何かしら、生徒の心に爪痕を残るような言葉を、1つくらい届けたい。
なので、教育実習も後半になった時、こんな話をしました。
- 半年前に、成人式に行った
- 成人式・その後の中学校の同窓会に「みんなに顔向けできない」という理由で欠席をした人がいた
- 私はそれが悲しかった、同級生に会いたかった
- 今、みんなは6年後のことなんて考えられないかもしれない
- でも、今の積み重ねが6年後に続くんだ
- だから、これからどういう大人になっていくのか、少しだけ考えてほしい
いつもヘラヘラしている生徒たちが、この時だけはシーンとなり、真剣に聞いてくれました。
私は、手ごたえを感じました。
あの時の言葉は正しかったのか?
担任の先生からは、こう言われました。
「もっと、みんなが元気になる言葉を言ってほしい」
今まで「元気になる言葉」を言ってきたから、今日くらいいいじゃないか・・・と思いましたね、その時は。
今となっても、あの時の私の話が中2に対して適切だったのか、なんてわかりません。
不安をあおるようなことを言っていたかもしれない。
でも、あれが一番、「先生」ではなく一人の人生の先輩として言った言葉だったんですよね。
だから、それが先生らしくないと言われても、仕方ない。
私が中2の時の担任に言われた言葉で、唯一覚えているものがあります。
「どんなに技術が発展しても、障がい者は100人に1人の割合で産まれてくることは変わりがない。
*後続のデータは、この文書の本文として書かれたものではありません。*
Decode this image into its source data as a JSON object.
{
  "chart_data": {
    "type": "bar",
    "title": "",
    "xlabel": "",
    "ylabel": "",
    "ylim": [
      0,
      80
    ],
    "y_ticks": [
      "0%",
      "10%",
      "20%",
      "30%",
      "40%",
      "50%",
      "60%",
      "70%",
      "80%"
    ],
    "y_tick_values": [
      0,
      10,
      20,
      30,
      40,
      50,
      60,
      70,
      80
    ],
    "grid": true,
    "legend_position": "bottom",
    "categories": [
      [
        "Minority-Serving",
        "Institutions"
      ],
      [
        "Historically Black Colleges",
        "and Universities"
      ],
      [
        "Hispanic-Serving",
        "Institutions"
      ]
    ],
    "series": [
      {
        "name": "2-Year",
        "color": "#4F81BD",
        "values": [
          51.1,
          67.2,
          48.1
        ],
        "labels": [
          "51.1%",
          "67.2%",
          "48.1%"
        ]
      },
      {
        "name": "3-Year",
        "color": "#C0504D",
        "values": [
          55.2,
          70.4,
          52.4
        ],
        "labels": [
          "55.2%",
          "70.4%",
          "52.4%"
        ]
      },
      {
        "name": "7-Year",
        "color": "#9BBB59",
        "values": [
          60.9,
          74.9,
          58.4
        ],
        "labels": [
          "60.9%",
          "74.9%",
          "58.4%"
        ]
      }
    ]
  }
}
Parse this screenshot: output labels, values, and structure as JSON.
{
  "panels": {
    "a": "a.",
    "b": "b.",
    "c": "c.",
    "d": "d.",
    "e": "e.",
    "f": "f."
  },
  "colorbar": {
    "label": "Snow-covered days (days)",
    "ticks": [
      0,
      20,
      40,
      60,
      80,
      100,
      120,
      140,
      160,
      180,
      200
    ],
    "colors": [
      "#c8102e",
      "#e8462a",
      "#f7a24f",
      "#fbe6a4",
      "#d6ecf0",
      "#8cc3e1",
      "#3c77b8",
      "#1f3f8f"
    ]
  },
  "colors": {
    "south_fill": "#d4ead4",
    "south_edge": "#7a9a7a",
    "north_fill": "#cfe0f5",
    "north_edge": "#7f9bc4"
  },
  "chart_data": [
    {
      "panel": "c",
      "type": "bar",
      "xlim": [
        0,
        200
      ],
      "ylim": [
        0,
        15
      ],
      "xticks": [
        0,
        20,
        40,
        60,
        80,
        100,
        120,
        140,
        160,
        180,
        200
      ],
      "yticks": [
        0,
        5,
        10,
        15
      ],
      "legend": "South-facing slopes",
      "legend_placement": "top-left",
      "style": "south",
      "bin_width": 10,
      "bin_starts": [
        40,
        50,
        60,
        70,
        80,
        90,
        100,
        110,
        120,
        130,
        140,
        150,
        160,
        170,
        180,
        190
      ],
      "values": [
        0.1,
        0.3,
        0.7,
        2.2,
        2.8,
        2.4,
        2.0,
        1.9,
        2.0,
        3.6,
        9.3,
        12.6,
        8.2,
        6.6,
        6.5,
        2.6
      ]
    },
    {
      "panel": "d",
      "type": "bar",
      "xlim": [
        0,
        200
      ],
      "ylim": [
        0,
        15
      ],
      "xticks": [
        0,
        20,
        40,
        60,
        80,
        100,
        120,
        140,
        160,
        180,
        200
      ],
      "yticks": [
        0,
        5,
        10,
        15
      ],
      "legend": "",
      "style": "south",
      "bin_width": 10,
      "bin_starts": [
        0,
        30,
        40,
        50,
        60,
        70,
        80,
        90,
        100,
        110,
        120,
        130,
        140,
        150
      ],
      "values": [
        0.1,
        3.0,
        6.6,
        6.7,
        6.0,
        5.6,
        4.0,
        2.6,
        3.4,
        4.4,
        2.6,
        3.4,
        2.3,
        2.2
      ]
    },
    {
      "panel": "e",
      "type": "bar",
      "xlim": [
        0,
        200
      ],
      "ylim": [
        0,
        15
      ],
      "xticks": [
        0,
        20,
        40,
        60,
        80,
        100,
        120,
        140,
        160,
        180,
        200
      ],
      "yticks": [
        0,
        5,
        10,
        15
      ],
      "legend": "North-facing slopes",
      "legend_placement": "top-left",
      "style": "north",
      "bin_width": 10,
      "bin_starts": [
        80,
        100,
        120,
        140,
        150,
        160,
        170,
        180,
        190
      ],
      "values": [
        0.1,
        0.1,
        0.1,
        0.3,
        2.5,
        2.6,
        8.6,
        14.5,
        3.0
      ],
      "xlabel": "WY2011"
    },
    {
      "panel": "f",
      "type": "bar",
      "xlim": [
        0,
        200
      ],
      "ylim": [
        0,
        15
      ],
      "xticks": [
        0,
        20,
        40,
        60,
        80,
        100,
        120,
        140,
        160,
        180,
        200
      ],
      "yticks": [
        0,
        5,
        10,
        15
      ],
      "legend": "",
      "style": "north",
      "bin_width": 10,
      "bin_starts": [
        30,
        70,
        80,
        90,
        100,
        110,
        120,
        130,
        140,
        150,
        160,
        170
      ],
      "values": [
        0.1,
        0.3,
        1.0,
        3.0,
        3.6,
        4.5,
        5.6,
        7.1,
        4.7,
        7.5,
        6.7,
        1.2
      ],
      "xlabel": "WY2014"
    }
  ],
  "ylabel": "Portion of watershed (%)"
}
自分の子どもが障害を持って生まれてくるかもしれないし、それは止められえないのだ」
この言葉の説が、合っているのか間違っているのかは、よく分かりません。
どの文脈で言われたのかも、覚えていません(恐らく特別支援学級の子の話だと思うけど)。
でも、この言葉は私の中でずっとずっと残って、考え続けているのです。
中2の時、若い時に、誰かからかけられた言葉が、残っている。
それは担任がすべきことかもしれないけど、出しゃばりかもしれないけど、そうしたい!と思ったことを、14年後のある日に、ふと思い出しました。